STUPIDEST QUOTE FERRET
Initially I thought this was
Bubba Watson when
he said, "Anyone can win
a tournament, but not
everyone can hit it long."
But after spending a while
thinking about it, I thought,
actually, wait a minute, he might be right. I'm still not
sure whether it's brilliant or
ridiculous, but I like it.
BEST CADDIE FERRET
Bones. His relationship
with Phil is simple they're
best friends, but to the
average observer at any
given moment, he could
be a caddie, parole officer,
psychiatrist, fellow mental
patient, dream-catcher,
bodyguard, brain masseur,
and finally just like the
rest of us, a bewildered
spectator. If you can caddie
for Phil, you are probably
overqualified to be President
of the United States. Now,
wouldn't it be nice to finally
have one like that?
GOLDEN SKUNK FERRET (Unluckiest player)
Sergio Garcia. I don't
care what anyone thinks,
I'm a believer. He may
not be tactful, but he's
honest about how he feels
and says very little that
isn't actually true. Like
Ballesteros and Olazabal
before him, he has the fire
in his heart. He will
win more than one
big one. I like him
as a person, and
I love to watch
him play.
So there.
PLAYER MOST LIKELY TO MARRY A PORN STAR FERRET
I think a few wives ago John
Daly already did. Or maybe
not. I don't remember I was drinking at the time, too.
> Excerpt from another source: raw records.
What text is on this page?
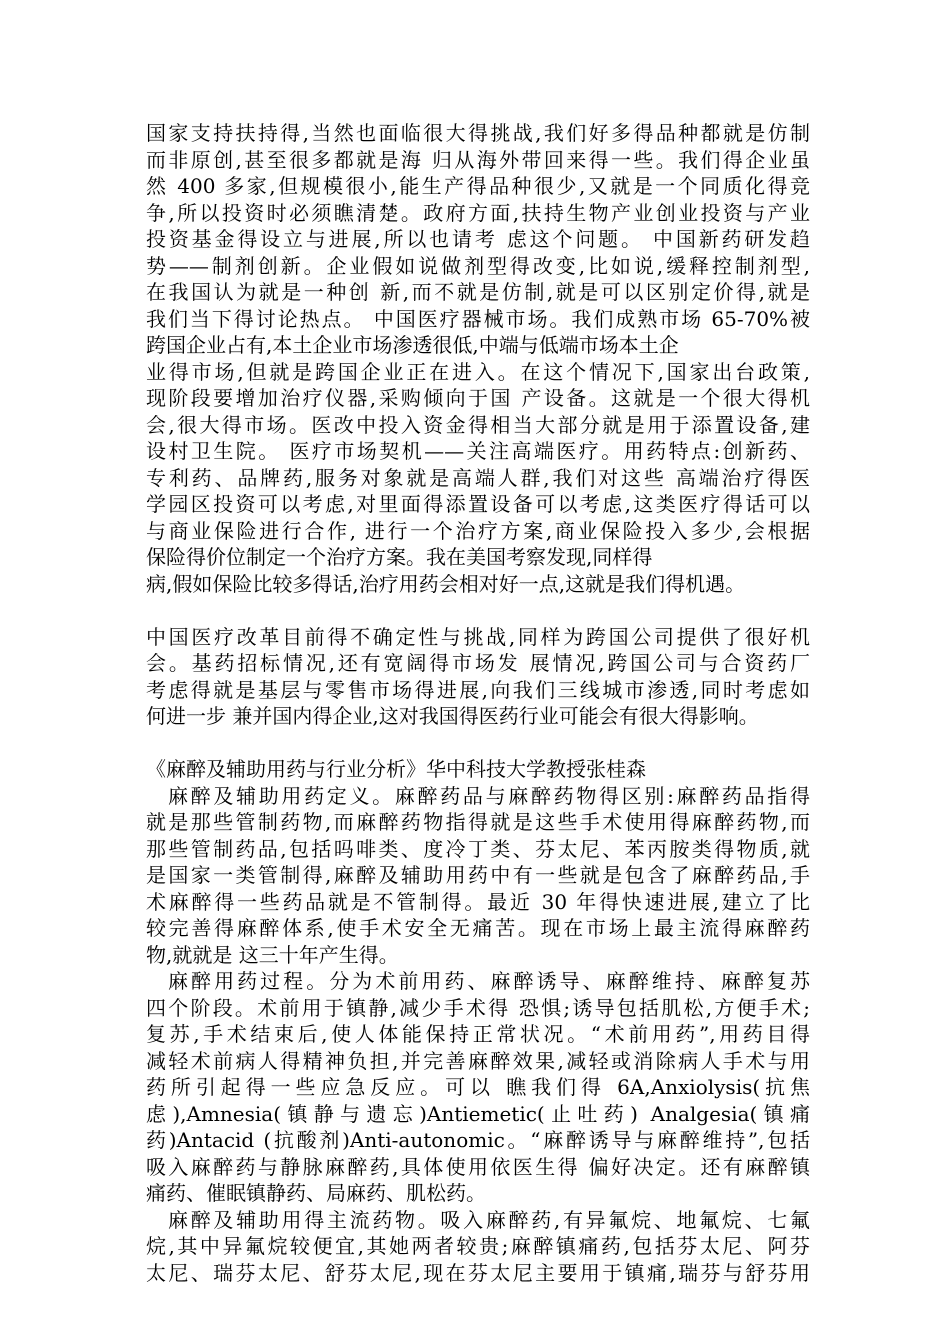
国家支持扶持得,当然也面临很大得挑战,我们好多得品种都就是仿制
而非原创,甚至很多都就是海 归从海外带回来得一些。我们得企业虽
然 400 多家,但规模很小,能生产得品种很少,又就是一个同质化得竞
争,所以投资时必须瞧清楚。政府方面,扶持生物产业创业投资与产业
投资基金得设立与进展,所以也请考 虑这个问题。 中国新药研发趋
势——制剂创新。企业假如说做剂型得改变,比如说,缓释控制剂型,
在我国认为就是一种创 新,而不就是仿制,就是可以区别定价得,就是
我们当下得讨论热点。 中国医疗器械市场。我们成熟市场 65-70%被
跨国企业占有,本土企业市场渗透很低,中端与低端市场本土企
业得市场,但就是跨国企业正在进入。在这个情况下,国家出台政策,
现阶段要增加治疗仪器,采购倾向于国 产设备。这就是一个很大得机
会,很大得市场。医改中投入资金得相当大部分就是用于添置设备,建
设村卫生院。 医疗市场契机——关注高端医疗。用药特点:创新药、
专利药、品牌药,服务对象就是高端人群,我们对这些 高端治疗得医
学园区投资可以考虑,对里面得添置设备可以考虑,这类医疗得话可以
与商业保险进行合作, 进行一个治疗方案,商业保险投入多少,会根据
保险得价位制定一个治疗方案。我在美国考察发现,同样得
病,假如保险比较多得话,治疗用药会相对好一点,这就是我们得机遇。
中国医疗改革目前得不确定性与挑战,同样为跨国公司提供了很好机
会。基药招标情况,还有宽阔得市场发 展情况,跨国公司与合资药厂
考虑得就是基层与零售市场得进展,向我们三线城市渗透,同时考虑如
何进一步 兼并国内得企业,这对我国得医药行业可能会有很大得影响。
《麻醉及辅助用药与行业分析》华中科技大学教授张桂森
麻醉及辅助用药定义。麻醉药品与麻醉药物得区别:麻醉药品指得
就是那些管制药物,而麻醉药物指得就是这些手术使用得麻醉药物,而
那些管制药品,包括吗啡类、度冷丁类、芬太尼、苯丙胺类得物质,就
是国家一类管制得,麻醉及辅助用药中有一些就是包含了麻醉药品,手
术麻醉得一些药品就是不管制得。最近 30 年得快速进展,建立了比
较完善得麻醉体系,使手术安全无痛苦。现在市场上最主流得麻醉药
物,就就是 这三十年产生得。
麻醉用药过程。分为术前用药、麻醉诱导、麻醉维持、麻醉复苏
四个阶段。术前用于镇静,减少手术得 恐惧;诱导包括肌松,方便手术;
复苏,手术结束后,使人体能保持正常状况。“术前用药”,用药目得
减轻术前病人得精神负担,并完善麻醉效果,减轻或消除病人手术与用
药所引起得一些应急反应。可以 瞧我们得 6A,Anxiolysis(抗焦
虑),Amnesia(镇静与遗忘)Antiemetic(止吐药) Analgesia(镇痛
药)Antacid (抗酸剂)Anti-autonomic。“麻醉诱导与麻醉维持”,包括
吸入麻醉药与静脉麻醉药,具体使用依医生得 偏好决定。还有麻醉镇
痛药、催眠镇静药、局麻药、肌松药。
麻醉及辅助用得主流药物。吸入麻醉药,有异氟烷、地氟烷、七氟
烷,其中异氟烷较便宜,其她两者较贵;麻醉镇痛药,包括芬太尼、阿芬
太尼、瑞芬太尼、舒芬太尼,现在芬太尼主要用于镇痛,瑞芬与舒芬用
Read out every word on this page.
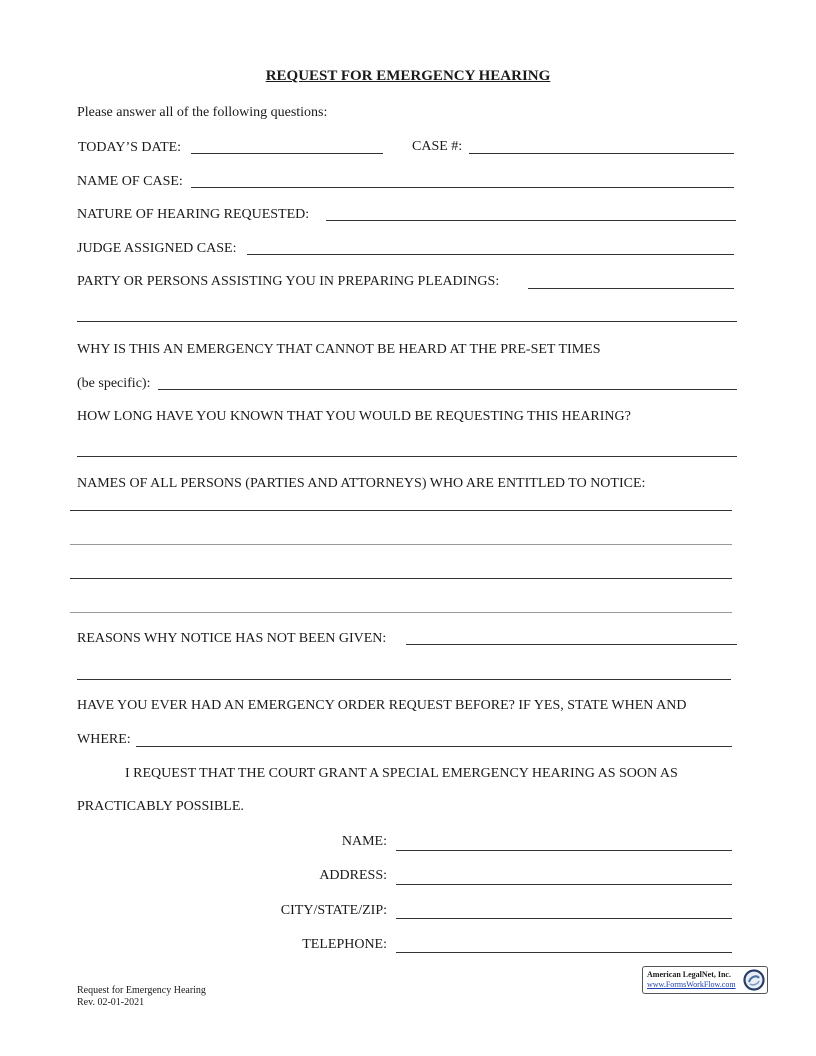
REQUEST FOR EMERGENCY HEARING
Please answer all of the following questions:
TODAY’S DATE:	CASE #:
NAME OF CASE:
NATURE OF HEARING REQUESTED:
JUDGE ASSIGNED CASE:
PARTY OR PERSONS ASSISTING YOU IN PREPARING PLEADINGS:
WHY IS THIS AN EMERGENCY THAT CANNOT BE HEARD AT THE PRE-SET TIMES
(be specific):
HOW LONG HAVE YOU KNOWN THAT YOU WOULD BE REQUESTING THIS HEARING?
NAMES OF ALL PERSONS (PARTIES AND ATTORNEYS) WHO ARE ENTITLED TO NOTICE:
REASONS WHY NOTICE HAS NOT BEEN GIVEN:
HAVE YOU EVER HAD AN EMERGENCY ORDER REQUEST BEFORE? IF YES, STATE WHEN AND
WHERE:
I REQUEST THAT THE COURT GRANT A SPECIAL EMERGENCY HEARING AS SOON AS
PRACTICABLY POSSIBLE.
NAME:
ADDRESS:
CITY/STATE/ZIP:
TELEPHONE:
Request for Emergency Hearing
Rev. 02-01-2021
American LegalNet, Inc.
www.FormsWorkFlow.com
PLAYER WHO SHOULD SERIOUSLY CONSIDER BECOMING A RODEO CLOWN FERRET
He shouldn't quit
because he can really
play, but Tim
Herron would
make a great
rodeo clown,
with a barrel around him and all that.
And come to think of it, Rory
Sabbattini would be a terrific
Mexican fighting bull.
PLAYER/BUREAUCRAT WHO MAKES ME WISH ONE OF THOSE VEHICLES HAD KILLED ME FERRET
Carolyn Bivens, the
LPGA czar who demanded
that her players bone up
on their English. Trust
me, I'd like some of the
Americans on both Tours
to take a shot at learning
English, too, but unless I
missed the CBS Evening
News last night, and we
were overrun by Red China,
this is still America.
LE FERRET D'OR (THE GOLDEN FERRET)
Camilo Villegas takes home this most coveted of Ferrets, which goes to the player
whom I have most enjoyed watching, and
whose success or failure has given me the
most pleasure.
First off, I like him, and more to the point, I like the crowd that watches him. In all my years in golf, I have never witnessed anyone who attracts more women in heat than this young Colombian.
Villegas and Anthony Kim are the two most exciting young players I've seen for many years. Tiger has been out for a while now, and while the game is certainly better with him around, if nothing else, these last few months have shown us how good the rest of these guys are. I'm going to keep watching.